I23. Each object is responsible for maintaining its own local invariants.

I24. Cross-object effects are represented as messages/events, so they can be replayed, inspected, or compensated.

I25. The UI is an observer of session events, not the canonical state.

5. Minimal formal sketch

A compact TLA-ish model:

VARIABLES
  phase,
  log,
  queue,
  activeRun,
  pendingToolCalls,
  model,
  tools,
  context,
  branches

Init ==
  phase = "Uninitialized"
  /\ log = << >>
  /\ queue = << >>
  /\ activeRun = NULL
  /\ pendingToolCalls = {}

Next ==
  CreateSession
  \/ EnqueuePrompt
  \/ StartRun
  \/ ModelStep
  \/ RequestTool
  \/ CompleteTool
  \/ StreamDelta
  \/ CompleteRun
  \/ Steer
  \/ FollowUp
  \/ Compact
  \/ Branch
  \/ Abort
  \/ Fail

Safety ==
  OneActiveRun
  /\ KnownToolResultsOnly
  /\ AppendOnlyLog
  /\ BranchPreservesAncestors
  /\ AuthorizedToolsOnly
  /\ ContextIsProjection

6. A practical Pi-agent state model

For an actual implementation, I would define the durable state like this:

type DurableAgentState = {
  sessionId: string
  phase: AgentPhase
  head: MessageId
  log: AgentLogEntry[]
  branches: Record<MessageId, Branch>
  queue: QueuedInput[]
  activeRun?: {
    runId: string
    startedAt: string
    parentMessageId: MessageId
    status: "planning" | "tooling" | "streaming" | "aborting"
    pendingToolCalls: Record<string, PendingToolCall>
  }
  capabilities: {
    modelId: string
    thinkingLevel?: string
    enabledTools: string[]
    authProfileId?: string
    sandboxId?: string
  }
  context: {
    summaries: Summary[]
    loadedFiles: string[]
    tokenBudget: number
  }
}

And the runtime-only state like this:

type RuntimeAgentState = {
  subscribers: Set<(event: AgentSessionEvent) => void>
  abortController?: AbortController
  streamHandle?: AsyncIterable<ModelEvent>
  resourceLoader: ResourceLoader
  toolRegistry: ToolRegistry
}

The key distinction: durable state is replayable; runtime state is disposable.

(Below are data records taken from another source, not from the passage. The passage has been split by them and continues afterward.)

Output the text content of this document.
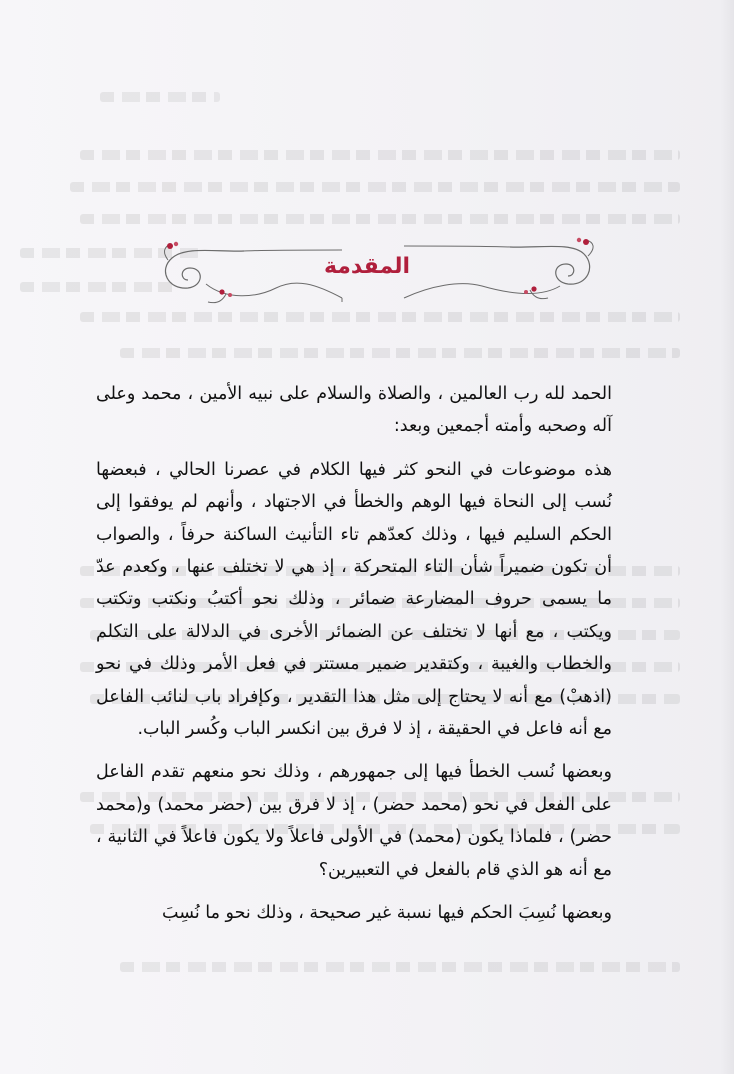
المقدمة

الحمد لله رب العالمين ، والصلاة والسلام على نبيه الأمين ، محمد وعلى آله وصحبه وأمته أجمعين وبعد:

هذه موضوعات في النحو كثر فيها الكلام في عصرنا الحالي ، فبعضها نُسب إلى النحاة فيها الوهم والخطأ في الاجتهاد ، وأنهم لم يوفقوا إلى الحكم السليم فيها ، وذلك كعدّهم تاء التأنيث الساكنة حرفاً ، والصواب أن تكون ضميراً شأن التاء المتحركة ، إذ هي لا تختلف عنها ، وكعدم عدّ ما يسمى حروف المضارعة ضمائر ، وذلك نحو أكتبُ ونكتب وتكتب ويكتب ، مع أنها لا تختلف عن الضمائر الأخرى في الدلالة على التكلم والخطاب والغيبة ، وكتقدير ضمير مستتر في فعل الأمر وذلك في نحو (اذهبْ) مع أنه لا يحتاج إلى مثل هذا التقدير ، وكإفراد باب لنائب الفاعل مع أنه فاعل في الحقيقة ، إذ لا فرق بين انكسر الباب وكُسر الباب.

وبعضها نُسب الخطأ فيها إلى جمهورهم ، وذلك نحو منعهم تقدم الفاعل على الفعل في نحو (محمد حضر) ، إذ لا فرق بين (حضر محمد) و(محمد حضر) ، فلماذا يكون (محمد) في الأولى فاعلاً ولا يكون فاعلاً في الثانية ، مع أنه هو الذي قام بالفعل في التعبيرين؟

وبعضها نُسِبَ الحكم فيها نسبة غير صحيحة ، وذلك نحو ما نُسِبَ
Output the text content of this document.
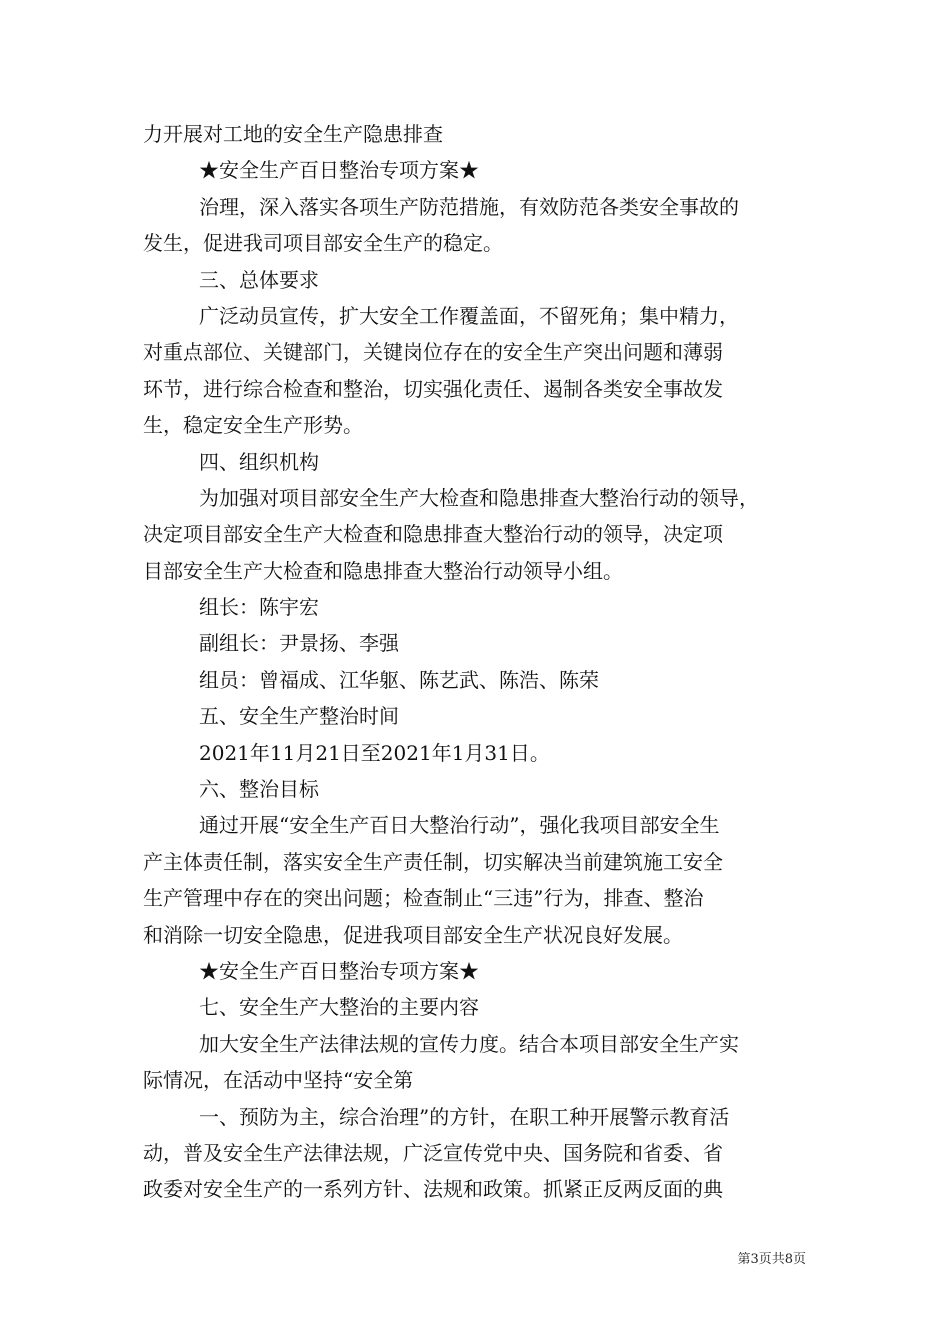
力开展对工地的安全生产隐患排查
★安全生产百日整治专项方案★
治理，深入落实各项生产防范措施，有效防范各类安全事故的
发生，促进我司项目部安全生产的稳定。
三、总体要求
广泛动员宣传，扩大安全工作覆盖面，不留死角；集中精力，
对重点部位、关键部门，关键岗位存在的安全生产突出问题和薄弱
环节，进行综合检查和整治，切实强化责任、遏制各类安全事故发
生，稳定安全生产形势。
四、组织机构
为加强对项目部安全生产大检查和隐患排查大整治行动的领导，
决定项目部安全生产大检查和隐患排查大整治行动的领导，决定项
目部安全生产大检查和隐患排查大整治行动领导小组。
组长：陈宇宏
副组长：尹景扬、李强
组员：曾福成、江华躯、陈艺武、陈浩、陈荣
五、安全生产整治时间
2021年11月21日至2021年1月31日。
六、整治目标
通过开展“安全生产百日大整治行动”，强化我项目部安全生
产主体责任制，落实安全生产责任制，切实解决当前建筑施工安全
生产管理中存在的突出问题；检查制止“三违”行为，排查、整治
和消除一切安全隐患，促进我项目部安全生产状况良好发展。
★安全生产百日整治专项方案★
七、安全生产大整治的主要内容
加大安全生产法律法规的宣传力度。结合本项目部安全生产实
际情况，在活动中坚持“安全第
一、预防为主，综合治理”的方针，在职工种开展警示教育活
动，普及安全生产法律法规，广泛宣传党中央、国务院和省委、省
政委对安全生产的一系列方针、法规和政策。抓紧正反两反面的典
第3页共8页
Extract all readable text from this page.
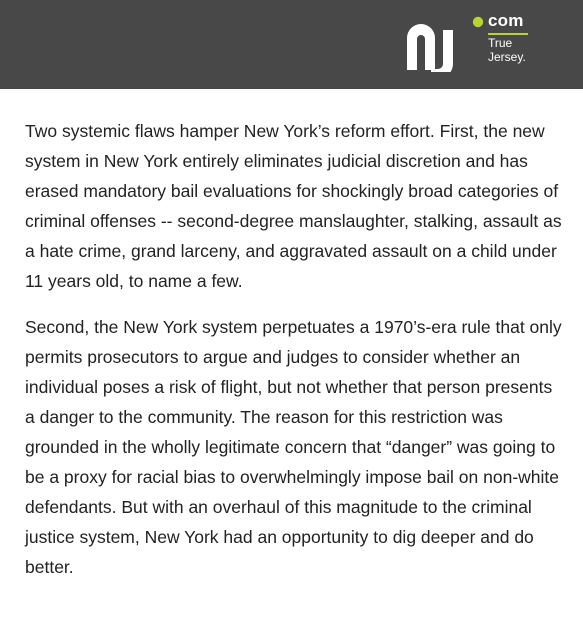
com
True
Jersey.

Two systemic flaws hamper New York’s reform effort. First, the new system in New York entirely eliminates judicial discretion and has erased mandatory bail evaluations for shockingly broad categories of criminal offenses -- second-degree manslaughter, stalking, assault as a hate crime, grand larceny, and aggravated assault on a child under 11 years old, to name a few.

Second, the New York system perpetuates a 1970’s-era rule that only permits prosecutors to argue and judges to consider whether an individual poses a risk of flight, but not whether that person presents a danger to the community. The reason for this restriction was grounded in the wholly legitimate concern that “danger” was going to be a proxy for racial bias to overwhelmingly impose bail on non-white defendants. But with an overhaul of this magnitude to the criminal justice system, New York had an opportunity to dig deeper and do better.
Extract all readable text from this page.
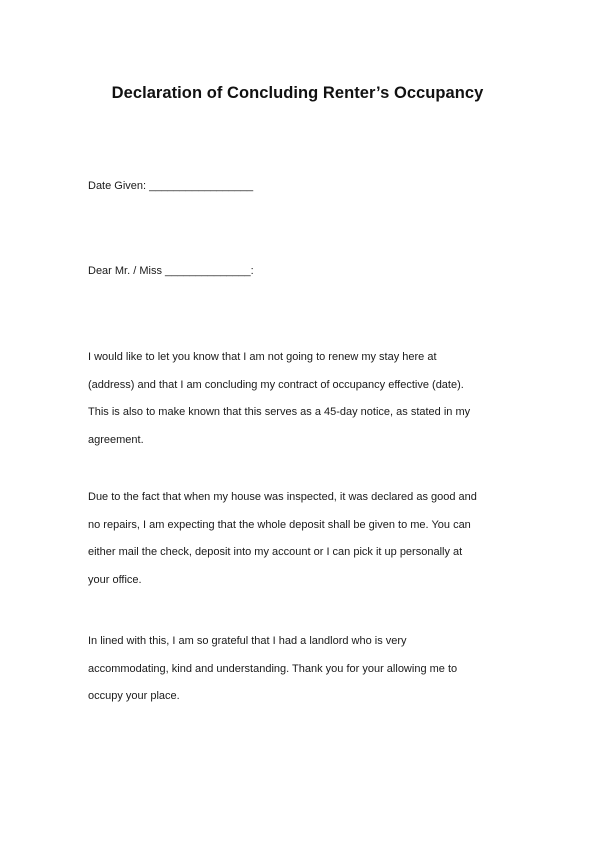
Declaration of Concluding Renter’s Occupancy
Date Given: _________________
Dear Mr. / Miss ______________:

I would like to let you know that I am not going to renew my stay here at
(address) and that I am concluding my contract of occupancy effective (date).
This is also to make known that this serves as a 45-day notice, as stated in my
agreement.

Due to the fact that when my house was inspected, it was declared as good and
no repairs, I am expecting that the whole deposit shall be given to me. You can
either mail the check, deposit into my account or I can pick it up personally at
your office.

In lined with this, I am so grateful that I had a landlord who is very
accommodating, kind and understanding. Thank you for your allowing me to
occupy your place.
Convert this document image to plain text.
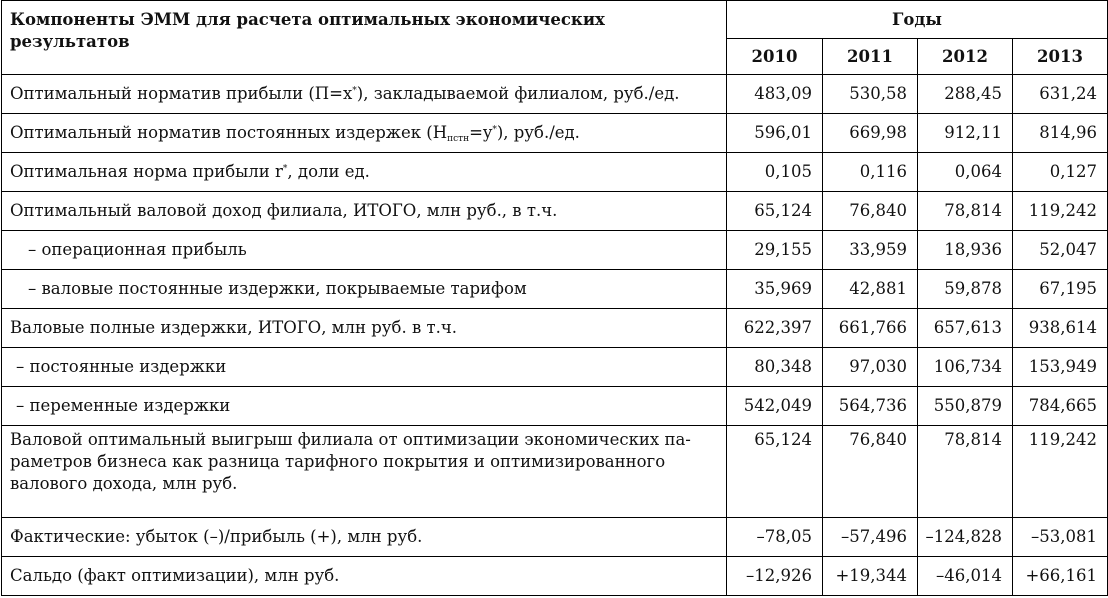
Компоненты ЭММ для расчета оптимальных экономических результатов	Годы			
	2010	2011	2012	2013
Оптимальный норматив прибыли (П=x*), закладываемой филиалом, руб./ед.	483,09	530,58	288,45	631,24
Оптимальный норматив постоянных издержек $(Н_{пстн}=y^*)$, руб./ед.	596,01	669,98	912,11	814,96
Оптимальная норма прибыли r*, доли ед.	0,105	0,116	0,064	0,127
Оптимальный валовой доход филиала, ИТОГО, млн руб., в т.ч.	65,124	76,840	78,814	119,242
– операционная прибыль	29,155	33,959	18,936	52,047
– валовые постоянные издержки, покрываемые тарифом	35,969	42,881	59,878	67,195
Валовые полные издержки, ИТОГО, млн руб. в т.ч.	622,397	661,766	657,613	938,614
– постоянные издержки	80,348	97,030	106,734	153,949
– переменные издержки	542,049	564,736	550,879	784,665

Валовой оптимальный выигрыш филиала от оптимизации экономических па-
раметров бизнеса как разница тарифного покрытия и оптимизированного
валового дохода, млн руб.	65,124	76,840	78,814	119,242
Фактические: убыток (–)/прибыль (+), млн руб.	–78,05	–57,496	–124,828	–53,081
Сальдо (факт оптимизации), млн руб.	–12,926	+19,344	–46,014	+66,161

7. The shortest useful answer

If you want the clean conceptual version:

States

Uninitialized, Idle, ReceivingInput, Planning, CallingTool,
AwaitingToolResult, StreamingOutput, Compacting, Branching,
Aborting, Failed, Completed

Messages

prompt, steer, followUp, slashCommand, abort, navigateTree,
modelRequest, modelDelta, toolCall, toolResult, compact,
branch, stateChanged, runCompleted, runFailed

Invariants

One active run per session lane.
All outputs descend from a causal input.
Tool results match prior tool calls.
Tools require explicit capability authorization.
The persistent log is append-only except explicit branch/compact operations.
Branches never mutate ancestors.
Context is a projection, not the source of truth.
Compaction preserves commitments.
UI observes events; it does not own state.
Every external side effect is represented in the log.

In one sentence: a Pi agent should be modeled as a message-driven object whose durable conversation tree is the source of truth, whose session loop is a Lamport-style state machine, and whose tools/world interfaces are Kay-style objects exchanging explicit messages.